Suiza–Broughton (DOJ 1999) Suiza Foods Corp. and Broughton Foods Co. competed in the sale of milk to school districts, which procured the milk through annual contracts entered into after taking bids. The Department found that competition for each of the school districts was entirely separate from the others, so each constituted a separate geographic market. The Department sought to enjoin the proposed merger of the two companies after finding that it threatened competition in 55 school districts in south central Kentucky and would have created a monopoly in 23 of those districts. The matter was resolved by a consent order, pursuant to which the merged firm was required to divest the dairy in Kentucky owned by Broughton.

Unilateral Effects Relating to Capacity and Output for Homogeneous Products

In markets for homogeneous products, the Agencies consider whether proposed mergers would, once consummated, likely provide the incentive to restrict capacity or output significantly and thereby drive up prices.

Georgia-Pacific–Fort James (DOJ 2000) Georgia-Pacific Corp. and Fort James Corp. were the two largest producers in the United States of "away-from-home" tissue products (i.e., paper napkins, towels, and toilet tissue used in commercial establishments).
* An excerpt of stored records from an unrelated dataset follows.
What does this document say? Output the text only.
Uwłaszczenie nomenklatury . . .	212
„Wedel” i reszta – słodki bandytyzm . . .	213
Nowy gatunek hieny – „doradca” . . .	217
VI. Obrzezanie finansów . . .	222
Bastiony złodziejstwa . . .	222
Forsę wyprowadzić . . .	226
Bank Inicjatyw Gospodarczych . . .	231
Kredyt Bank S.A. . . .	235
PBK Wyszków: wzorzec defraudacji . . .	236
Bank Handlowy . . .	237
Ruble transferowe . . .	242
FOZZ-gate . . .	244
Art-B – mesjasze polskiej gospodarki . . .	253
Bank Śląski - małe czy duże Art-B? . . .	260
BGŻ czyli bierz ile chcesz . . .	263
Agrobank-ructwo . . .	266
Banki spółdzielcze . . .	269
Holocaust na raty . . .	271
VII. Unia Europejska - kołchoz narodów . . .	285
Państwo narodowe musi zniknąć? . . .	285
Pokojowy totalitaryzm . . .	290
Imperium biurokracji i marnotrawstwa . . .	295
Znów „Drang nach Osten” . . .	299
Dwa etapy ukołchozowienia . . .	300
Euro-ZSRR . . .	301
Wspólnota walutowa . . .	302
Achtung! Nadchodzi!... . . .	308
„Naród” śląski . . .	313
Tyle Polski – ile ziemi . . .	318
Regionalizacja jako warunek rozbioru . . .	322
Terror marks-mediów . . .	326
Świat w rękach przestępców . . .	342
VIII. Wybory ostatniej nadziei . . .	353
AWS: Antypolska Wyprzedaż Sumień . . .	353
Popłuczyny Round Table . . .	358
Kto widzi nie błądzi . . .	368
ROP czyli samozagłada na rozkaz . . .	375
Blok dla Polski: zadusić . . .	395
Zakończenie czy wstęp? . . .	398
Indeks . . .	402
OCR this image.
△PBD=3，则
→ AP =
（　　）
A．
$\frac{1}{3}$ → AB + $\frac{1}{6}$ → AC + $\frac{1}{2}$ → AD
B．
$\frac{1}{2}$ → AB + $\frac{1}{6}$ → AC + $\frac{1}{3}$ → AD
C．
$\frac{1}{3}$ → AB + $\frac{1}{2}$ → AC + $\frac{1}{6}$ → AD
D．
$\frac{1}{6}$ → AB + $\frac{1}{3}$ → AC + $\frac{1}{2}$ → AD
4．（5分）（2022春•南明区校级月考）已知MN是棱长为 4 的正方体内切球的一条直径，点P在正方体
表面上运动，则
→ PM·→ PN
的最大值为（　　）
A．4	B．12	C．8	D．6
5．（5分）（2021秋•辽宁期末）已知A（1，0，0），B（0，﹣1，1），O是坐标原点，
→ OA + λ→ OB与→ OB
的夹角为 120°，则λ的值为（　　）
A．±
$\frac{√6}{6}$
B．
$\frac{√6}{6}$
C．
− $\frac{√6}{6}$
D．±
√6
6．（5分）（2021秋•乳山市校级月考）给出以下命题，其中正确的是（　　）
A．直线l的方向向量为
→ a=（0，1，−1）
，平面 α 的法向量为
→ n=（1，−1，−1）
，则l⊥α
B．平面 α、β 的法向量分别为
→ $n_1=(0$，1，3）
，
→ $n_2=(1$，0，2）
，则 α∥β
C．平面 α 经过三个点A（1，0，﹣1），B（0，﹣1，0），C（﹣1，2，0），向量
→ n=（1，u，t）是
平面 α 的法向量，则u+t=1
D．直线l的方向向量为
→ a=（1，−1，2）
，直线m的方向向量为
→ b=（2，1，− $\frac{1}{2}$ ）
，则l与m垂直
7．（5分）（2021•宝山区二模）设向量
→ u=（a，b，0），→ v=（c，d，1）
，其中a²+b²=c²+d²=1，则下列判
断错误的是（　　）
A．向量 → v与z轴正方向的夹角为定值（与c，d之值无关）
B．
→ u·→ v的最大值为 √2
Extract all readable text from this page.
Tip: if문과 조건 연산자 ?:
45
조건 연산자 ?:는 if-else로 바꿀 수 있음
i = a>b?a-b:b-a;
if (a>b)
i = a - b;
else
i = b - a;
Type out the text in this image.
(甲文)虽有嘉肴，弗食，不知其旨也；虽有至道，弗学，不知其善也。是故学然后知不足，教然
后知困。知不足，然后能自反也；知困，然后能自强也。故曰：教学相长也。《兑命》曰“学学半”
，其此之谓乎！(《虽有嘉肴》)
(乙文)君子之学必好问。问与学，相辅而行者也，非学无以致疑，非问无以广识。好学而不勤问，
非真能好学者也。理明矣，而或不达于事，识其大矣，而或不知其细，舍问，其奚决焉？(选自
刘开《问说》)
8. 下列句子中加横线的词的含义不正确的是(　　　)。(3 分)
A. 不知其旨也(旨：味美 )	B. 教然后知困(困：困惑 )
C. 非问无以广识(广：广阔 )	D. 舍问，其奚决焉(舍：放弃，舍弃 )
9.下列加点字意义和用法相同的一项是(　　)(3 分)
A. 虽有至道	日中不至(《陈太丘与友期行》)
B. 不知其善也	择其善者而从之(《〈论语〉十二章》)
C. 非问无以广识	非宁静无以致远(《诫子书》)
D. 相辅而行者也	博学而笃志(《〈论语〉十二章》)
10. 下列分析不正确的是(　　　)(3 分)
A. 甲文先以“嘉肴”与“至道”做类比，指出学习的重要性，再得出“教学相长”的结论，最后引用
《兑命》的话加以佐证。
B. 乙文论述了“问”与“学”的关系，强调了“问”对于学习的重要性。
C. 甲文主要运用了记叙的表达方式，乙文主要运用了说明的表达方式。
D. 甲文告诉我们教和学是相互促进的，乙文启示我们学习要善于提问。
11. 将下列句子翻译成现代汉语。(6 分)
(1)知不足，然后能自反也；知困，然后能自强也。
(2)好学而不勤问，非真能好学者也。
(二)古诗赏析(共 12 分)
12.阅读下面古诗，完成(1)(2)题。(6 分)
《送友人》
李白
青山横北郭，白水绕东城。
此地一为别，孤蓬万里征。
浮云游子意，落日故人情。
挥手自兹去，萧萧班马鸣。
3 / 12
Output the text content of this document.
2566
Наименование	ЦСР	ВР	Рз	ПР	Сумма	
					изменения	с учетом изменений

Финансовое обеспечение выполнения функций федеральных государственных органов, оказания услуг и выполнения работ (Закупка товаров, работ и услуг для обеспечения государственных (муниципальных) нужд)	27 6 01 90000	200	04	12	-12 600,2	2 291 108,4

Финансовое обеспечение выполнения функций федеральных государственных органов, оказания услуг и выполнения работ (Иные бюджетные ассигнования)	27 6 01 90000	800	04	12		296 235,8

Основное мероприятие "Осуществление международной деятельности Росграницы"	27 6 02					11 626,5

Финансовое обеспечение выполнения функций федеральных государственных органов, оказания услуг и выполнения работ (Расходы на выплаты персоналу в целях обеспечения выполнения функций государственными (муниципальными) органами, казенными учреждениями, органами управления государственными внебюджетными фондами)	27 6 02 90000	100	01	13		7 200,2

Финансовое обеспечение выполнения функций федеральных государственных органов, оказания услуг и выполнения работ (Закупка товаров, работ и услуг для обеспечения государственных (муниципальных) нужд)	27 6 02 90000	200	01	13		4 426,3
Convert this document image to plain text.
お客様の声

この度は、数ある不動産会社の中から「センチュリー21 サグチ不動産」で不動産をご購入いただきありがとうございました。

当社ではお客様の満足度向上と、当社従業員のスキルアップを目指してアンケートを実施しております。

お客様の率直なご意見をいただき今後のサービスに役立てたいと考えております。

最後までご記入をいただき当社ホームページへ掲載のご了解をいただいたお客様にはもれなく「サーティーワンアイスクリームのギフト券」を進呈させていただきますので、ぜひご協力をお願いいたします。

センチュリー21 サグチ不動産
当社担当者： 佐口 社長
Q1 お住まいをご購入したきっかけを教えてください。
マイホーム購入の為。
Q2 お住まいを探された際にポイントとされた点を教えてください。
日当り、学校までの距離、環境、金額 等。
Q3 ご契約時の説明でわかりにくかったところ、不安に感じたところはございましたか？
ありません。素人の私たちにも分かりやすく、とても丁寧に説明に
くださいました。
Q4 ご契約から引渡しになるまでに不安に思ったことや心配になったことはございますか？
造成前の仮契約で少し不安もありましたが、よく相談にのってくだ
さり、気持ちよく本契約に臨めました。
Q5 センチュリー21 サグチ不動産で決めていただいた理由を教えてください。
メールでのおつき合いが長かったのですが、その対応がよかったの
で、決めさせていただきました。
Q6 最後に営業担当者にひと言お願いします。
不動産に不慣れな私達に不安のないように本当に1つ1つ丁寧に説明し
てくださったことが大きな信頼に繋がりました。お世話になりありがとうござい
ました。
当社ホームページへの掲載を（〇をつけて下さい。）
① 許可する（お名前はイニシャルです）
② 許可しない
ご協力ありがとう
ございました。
These products are produced in a two-stage process, the first stage of which is the production of massive parent rolls, which also are used to make at-home tissue products. Georgia-Pacific's proposed acquisition of Fort James would have increased Georgia-Pacific's share of North American parent roll capacity to 36%. Investigation revealed that the industry was operating at nearly full capacity, that capacity could not be quickly expanded, and that demand was relatively inelastic. These factors combined to create a danger that, after the merger, Georgia-Pacific would act as a dominant firm by restricting production of parent rolls and thereby forcing up prices for away-from-home tissue products. Merger simulation indicated that the acquisition would cause a significant price increase. The Department's challenge to the acquisition was settled by a consent decree requiring the divestiture of Georgia-Pacific's away-from-home tissue business.